La campagne " La forêt m'a dit " Depuis septembre 2003 et par l'intermédiaire du réseau France Nature

Environnement,
   L'APG s'est engagée dans une campagne nationale destinée à sensibiliser les enfants à la protection de notre patrimoine forestier. Après formation, les salariées de l'APG interviendront en tant qu'animatrices auprès d'une dizaine de classes primaires du centre Var.

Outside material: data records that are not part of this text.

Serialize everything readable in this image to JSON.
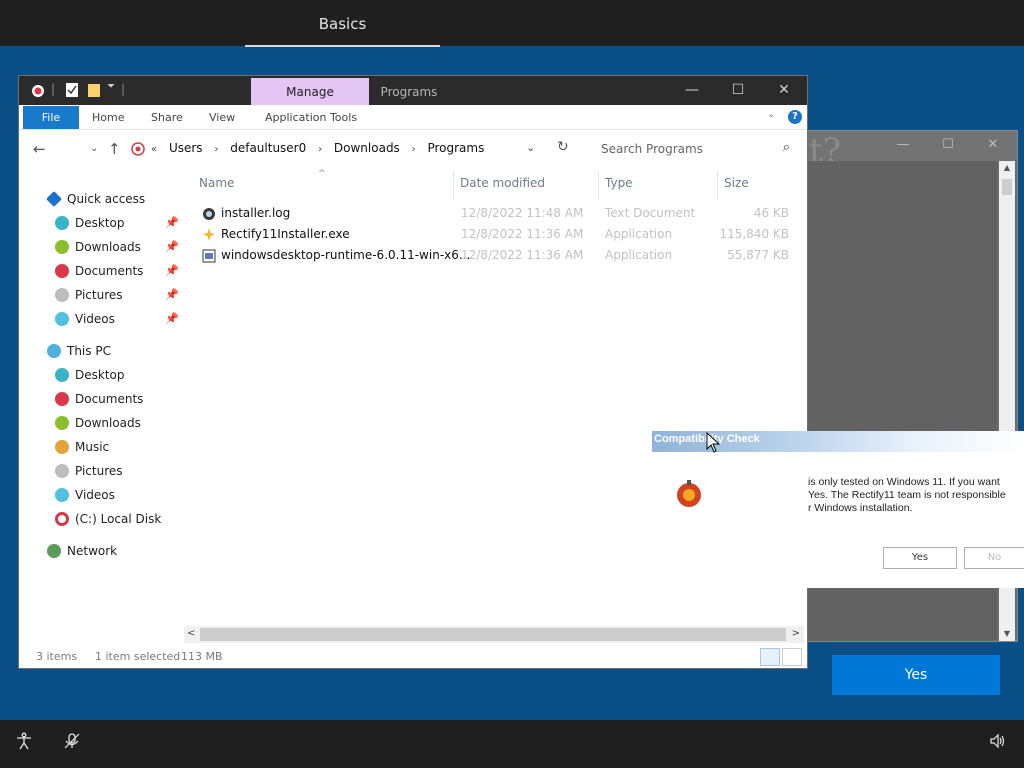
{
  "oobe": {
    "tab": "Basics",
    "yes_label": "Yes"
  },
  "explorer": {
    "ribbon_tabs": {
      "manage": "Manage",
      "programs": "Programs"
    },
    "menu": {
      "file": "File",
      "home": "Home",
      "share": "Share",
      "view": "View",
      "app_tools": "Application Tools"
    },
    "breadcrumb": [
      "Users",
      "defaultuser0",
      "Downloads",
      "Programs"
    ],
    "search_placeholder": "Search Programs",
    "nav": {
      "quick_access": "Quick access",
      "quick_items": [
        "Desktop",
        "Downloads",
        "Documents",
        "Pictures",
        "Videos"
      ],
      "this_pc": "This PC",
      "pc_items": [
        "Desktop",
        "Documents",
        "Downloads",
        "Music",
        "Pictures",
        "Videos",
        "(C:) Local Disk"
      ],
      "network": "Network"
    },
    "columns": {
      "name": "Name",
      "date": "Date modified",
      "type": "Type",
      "size": "Size"
    },
    "files": [
      {
        "name": "installer.log",
        "date": "12/8/2022 11:48 AM",
        "type": "Text Document",
        "size": "46 KB"
      },
      {
        "name": "Rectify11Installer.exe",
        "date": "12/8/2022 11:36 AM",
        "type": "Application",
        "size": "115,840 KB"
      },
      {
        "name": "windowsdesktop-runtime-6.0.11-win-x6...",
        "date": "12/8/2022 11:36 AM",
        "type": "Application",
        "size": "55,877 KB"
      }
    ],
    "status": {
      "count": "3 items",
      "selected": "1 item selected",
      "size": "113 MB"
    }
  },
  "compat": {
    "title": "Compatibility Check",
    "lines": [
      "is only tested on Windows 11. If you want",
      "Yes. The Rectify11 team is not responsible",
      "r Windows installation."
    ],
    "yes": "Yes",
    "no": "No"
  },
  "colors": {
    "oobe_bg": "#0b4f87",
    "accent": "#0078d7",
    "manage_tab": "#e4c6f5",
    "file_tab": "#1979ca"
  }
}
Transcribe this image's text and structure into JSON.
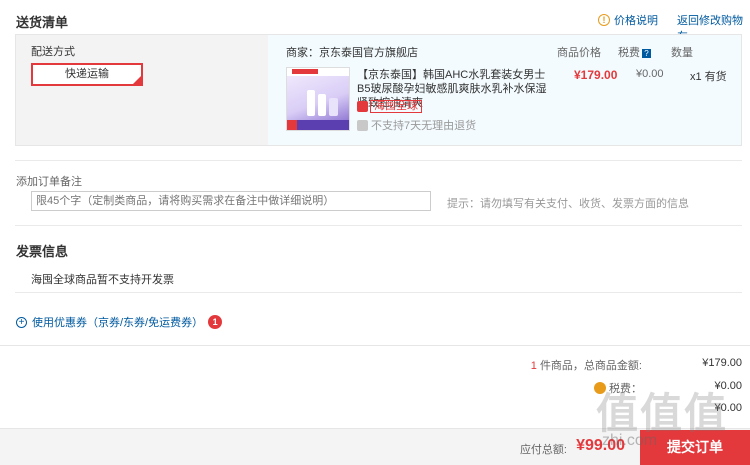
{
  "header": {
    "title": "送货清单",
    "price_help": "价格说明",
    "back_to_cart": "返回修改购物车"
  },
  "delivery": {
    "label": "配送方式",
    "method": "快递运输"
  },
  "goods": {
    "merchant": "商家：京东泰国官方旗舰店",
    "col_price": "商品价格",
    "col_tax": "税费",
    "col_qty": "数量",
    "name": "【京东泰国】韩国AHC水乳套装女男士B5玻尿酸孕妇敏感肌爽肤水乳补水保湿紧致控油清爽",
    "tag_global": "海囤全球",
    "tag_return": "不支持7天无理由退货",
    "price": "¥179.00",
    "tax": "¥0.00",
    "qty": "x1 有货"
  },
  "remark": {
    "label": "添加订单备注",
    "placeholder": "限45个字（定制类商品，请将购买需求在备注中做详细说明）",
    "tip": "提示：请勿填写有关支付、收货、发票方面的信息"
  },
  "invoice": {
    "title": "发票信息",
    "note": "海囤全球商品暂不支持开发票"
  },
  "coupon": {
    "label": "使用优惠券（京券/东券/免运费券）",
    "count": "1"
  },
  "summary": {
    "goods_count": "1",
    "goods_label": "件商品，总商品金额:",
    "goods_value": "¥179.00",
    "tax_label": "税费：",
    "tax_value": "¥0.00",
    "row3_value": "¥0.00",
    "total_label": "应付总额:",
    "total_value": "¥99.00",
    "submit": "提交订单"
  },
  "watermark": {
    "text": "值值值",
    "url": "zhi.com"
  },
  "colors": {
    "accent_red": "#e4393c",
    "link_blue": "#005aa0"
  }
}
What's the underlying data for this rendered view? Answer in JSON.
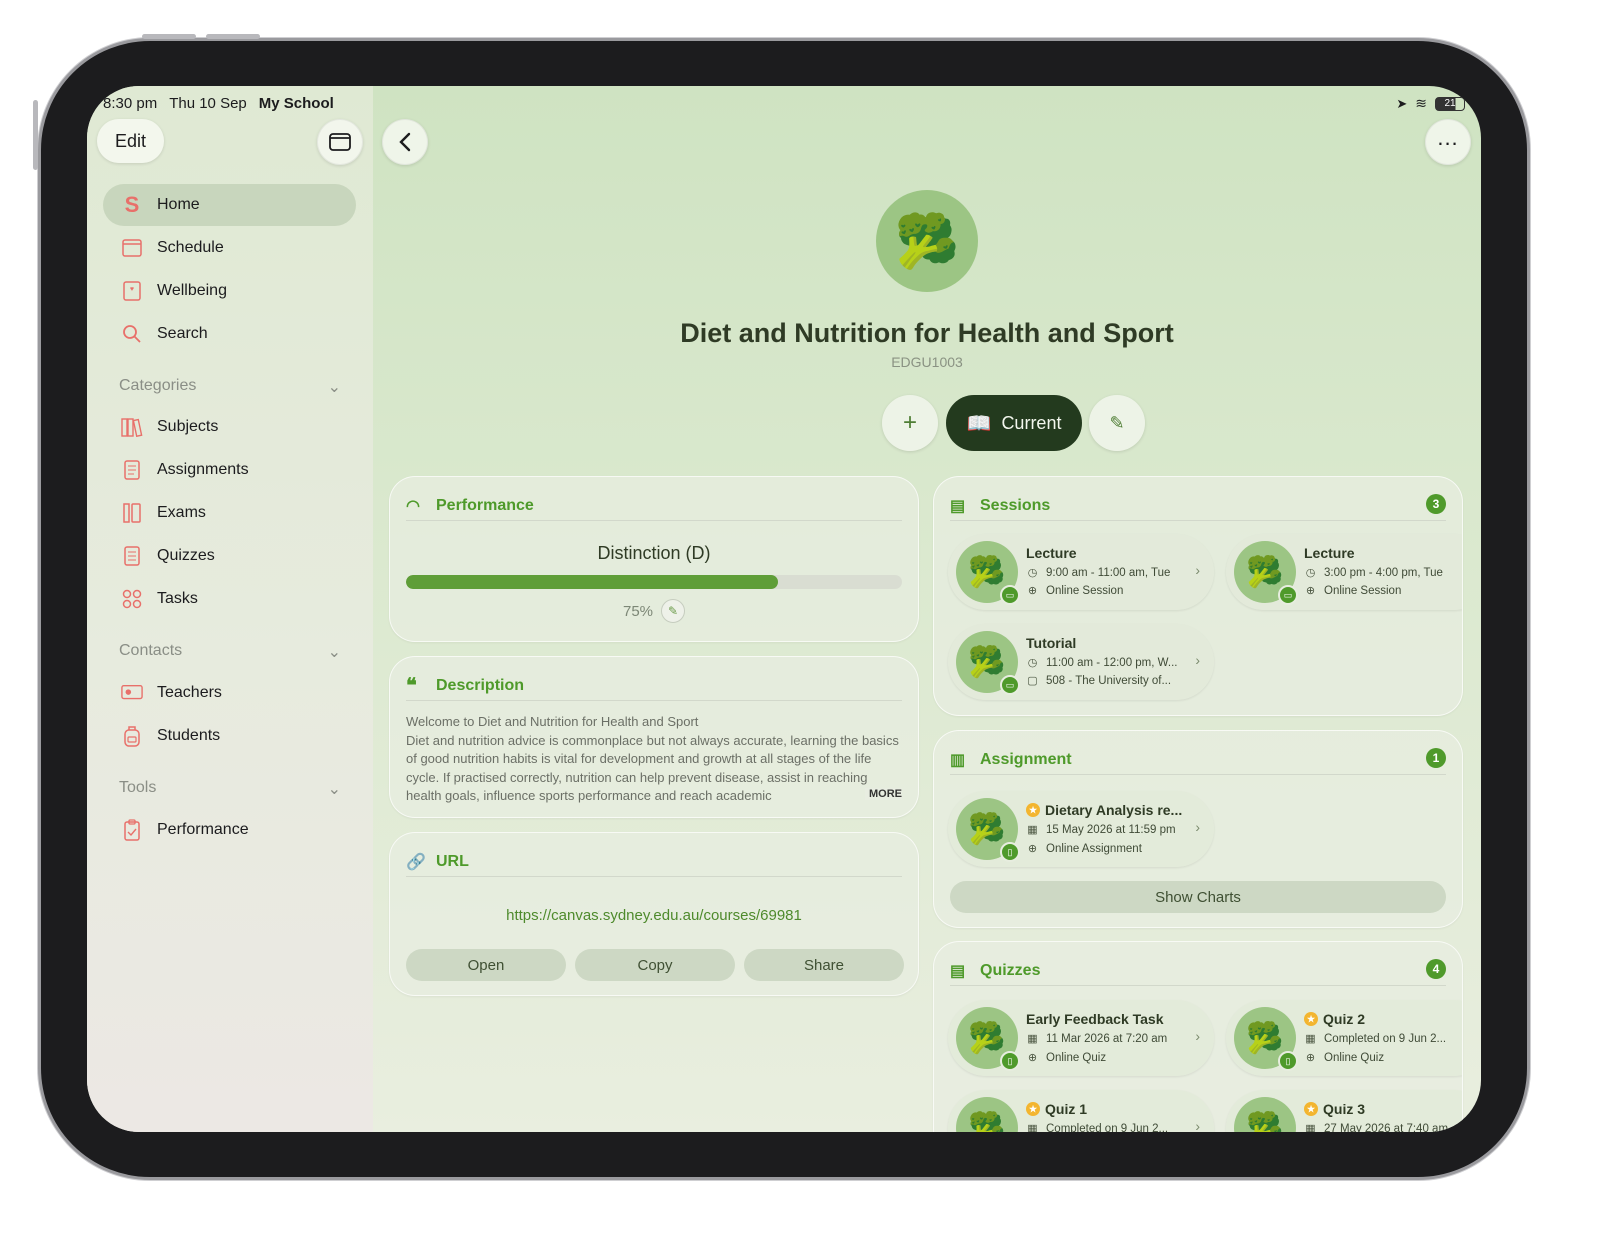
{
  "status": {
    "time": "8:30 pm",
    "date": "Thu 10 Sep",
    "carrier": "My School",
    "battery": "21"
  },
  "sidebar": {
    "edit_label": "Edit",
    "items": [
      {
        "label": "Home",
        "icon": "app-logo-icon"
      },
      {
        "label": "Schedule",
        "icon": "calendar-icon"
      },
      {
        "label": "Wellbeing",
        "icon": "heart-card-icon"
      },
      {
        "label": "Search",
        "icon": "search-icon"
      }
    ],
    "categories": {
      "title": "Categories",
      "items": [
        {
          "label": "Subjects",
          "icon": "books-icon"
        },
        {
          "label": "Assignments",
          "icon": "document-icon"
        },
        {
          "label": "Exams",
          "icon": "exam-icon"
        },
        {
          "label": "Quizzes",
          "icon": "quiz-icon"
        },
        {
          "label": "Tasks",
          "icon": "tasks-icon"
        }
      ]
    },
    "contacts": {
      "title": "Contacts",
      "items": [
        {
          "label": "Teachers",
          "icon": "teacher-icon"
        },
        {
          "label": "Students",
          "icon": "backpack-icon"
        }
      ]
    },
    "tools": {
      "title": "Tools",
      "items": [
        {
          "label": "Performance",
          "icon": "clipboard-icon"
        }
      ]
    }
  },
  "course": {
    "emoji": "🥦",
    "title": "Diet and Nutrition for Health and Sport",
    "code": "EDGU1003",
    "status_label": "Current"
  },
  "performance": {
    "title": "Performance",
    "grade": "Distinction (D)",
    "percent_label": "75%",
    "fraction": 0.75
  },
  "description": {
    "title": "Description",
    "line1": "Welcome to Diet and Nutrition for Health and Sport",
    "body": "Diet and nutrition advice is commonplace but not always accurate, learning the basics of good nutrition habits is vital for development and growth at all stages of the life cycle. If practised correctly, nutrition can help prevent disease, assist in reaching health goals, influence sports performance and reach academic",
    "more": "MORE"
  },
  "url": {
    "title": "URL",
    "value": "https://canvas.sydney.edu.au/courses/69981",
    "open": "Open",
    "copy": "Copy",
    "share": "Share"
  },
  "sessions": {
    "title": "Sessions",
    "count": "3",
    "items": [
      {
        "title": "Lecture",
        "time": "9:00 am - 11:00 am, Tue",
        "place": "Online Session"
      },
      {
        "title": "Lecture",
        "time": "3:00 pm - 4:00 pm, Tue",
        "place": "Online Session"
      },
      {
        "title": "Tutorial",
        "time": "11:00 am - 12:00 pm, W...",
        "place": "508 - The University of..."
      }
    ]
  },
  "assignment": {
    "title": "Assignment",
    "count": "1",
    "items": [
      {
        "title": "Dietary Analysis re...",
        "date": "15 May 2026 at 11:59 pm",
        "place": "Online Assignment"
      }
    ],
    "show_charts": "Show Charts"
  },
  "quizzes": {
    "title": "Quizzes",
    "count": "4",
    "items": [
      {
        "title": "Early Feedback Task",
        "date": "11 Mar 2026 at 7:20 am",
        "place": "Online Quiz"
      },
      {
        "title": "Quiz 2",
        "date": "Completed on 9 Jun 2...",
        "place": "Online Quiz"
      },
      {
        "title": "Quiz 1",
        "date": "Completed on 9 Jun 2..."
      },
      {
        "title": "Quiz 3",
        "date": "27 May 2026 at 7:40 am"
      }
    ]
  },
  "colors": {
    "accent": "#4f9a2b",
    "dark_pill": "#233a1e",
    "sidebar_icon": "#e8706a"
  }
}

Editions scientifiques de l'APG
   Grâce au travail exceptionnel de Pierre Vignes, la collection " Découverte de l'environnement en pays hyérois " s'est enrichie d'une 4ème plaquette intitulée " La végétation de la dune et de la sansouire ". La 5ème plaquette, réalisée avec la collaboration étroite du Professeur P. Ponel et du Conservateur P. Orsini sur les insectes et les oiseaux de ces mêmes milieux, est en cours de préparation. Le 2ème jeu de 48 fiches botaniques " Plantes en liberté ", de très haute qualité complète depuis décembre 2003 notre éventail de documentation pédagogique.